A renowned financial expert and former Dean, Faculty of Management Sciences, Rivers State University, Port Harcourt, Prof. Adolphus Joseph Toby, has bemoaned the effect of the recent decision that increased the monetary policy rate (MPR) on the stock market.
While urging government to reconsider its decision on the increase, he argued that there would be a massive sell-off of shares in the equity market as investors are already positioned to move their investment to other sectors outside the capital market.
Speaking with The Tide in Port Harcourt recently on the state of the capital market and monetary policy, Toby said that the hike in the interest rate at this time has deterred the prospects of equity market rebound.
Reacting further on the development, he said: “the impact in the capital market is very simple, meaning that the interest rate is on the increase and will definitely affect fixed deposits or money market.”
According to him, the motivation is that most persons will want to sell-off their shares and put the money in either fixed deposits or on money market instrument where the interest will be better, that will mean profit-taking by the investors in the market which will depress the market.”
The university don urged the apex bank to reconsider their decision on the issue, adding that investors that stake their funds in the equity market need gains for their investment.

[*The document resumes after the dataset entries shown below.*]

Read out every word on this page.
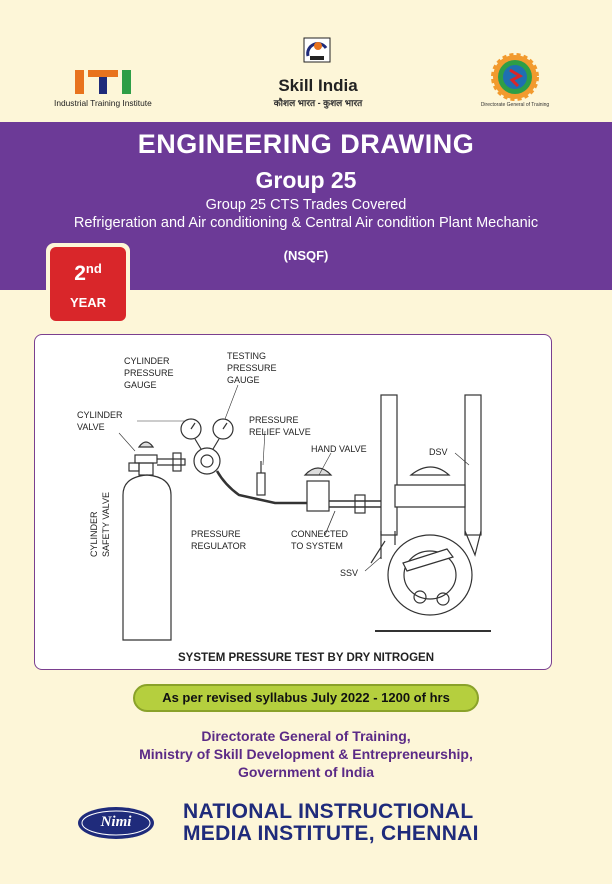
Industrial Training Institute
Skill India
कौशल भारत - कुशल भारत	Directorate General of Training
ENGINEERING DRAWING
Group 25
Group 25 CTS Trades Covered
Refrigeration and Air conditioning & Central Air condition Plant Mechanic
(NSQF)
2nd
YEAR
CYLINDER
PRESSURE
GAUGE
TESTING
PRESSURE
GAUGE
CYLINDER
VALVE
PRESSURE
RELIEF VALVE
HAND VALVE	DSV
PRESSURE
REGULATOR
CONNECTED
TO SYSTEM
SSV
CYLINDER SAFETY VALVE
SYSTEM PRESSURE TEST BY DRY NITROGEN
As per revised syllabus July 2022 - 1200 of hrs
Directorate General of Training,
Ministry of Skill Development & Entrepreneurship,
Government of India
Nimi	NATIONAL INSTRUCTIONAL
MEDIA INSTITUTE, CHENNAI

“The market will come back gradually because what I know is that the economic team of the federal government is good enough to make the positive change that is needed. But the CBN current MPR pronouncement shows that they are temporarily thinking of the value of the naira, instead of average investment in the capital market. We are in an economy where whatever you do in one side affects the other,” he said.
He noted: “definitely there will be a drawback. I am of the opinion that they (the regulator) should go back and draw a map for the way forward of the Nigerian capital market.”
He further explained that the impact of the interest rate hike on the equities market is negative, as it has the potential to accelerate the sharp correction the market has witnessed since the apex bank began its monetary tightening programme.
Toby, a professor of corporate finance at the university noted that: “the rate hike means two things to quoted companies: credits become more expensive and so future sales and profit decline. “Rate hikes also increase the cost of doing business and this can eat deep in profit margins.”
He added that investors would fly to fixed income not only as a haven but also to earn positive real returns against the backdrop of rising fixed income yields as the continuous hike in the MPR will not give joy to equity investors.
Toby further argued that the apex bank, in a bid to stabilise the foreign exchange market, has raised the benchmark rate of MPR several times this year.
The erudite scholar pointed out that the last increase was monumental and beyond all expectations, noting that it was already causing a decline on the stock market indicators.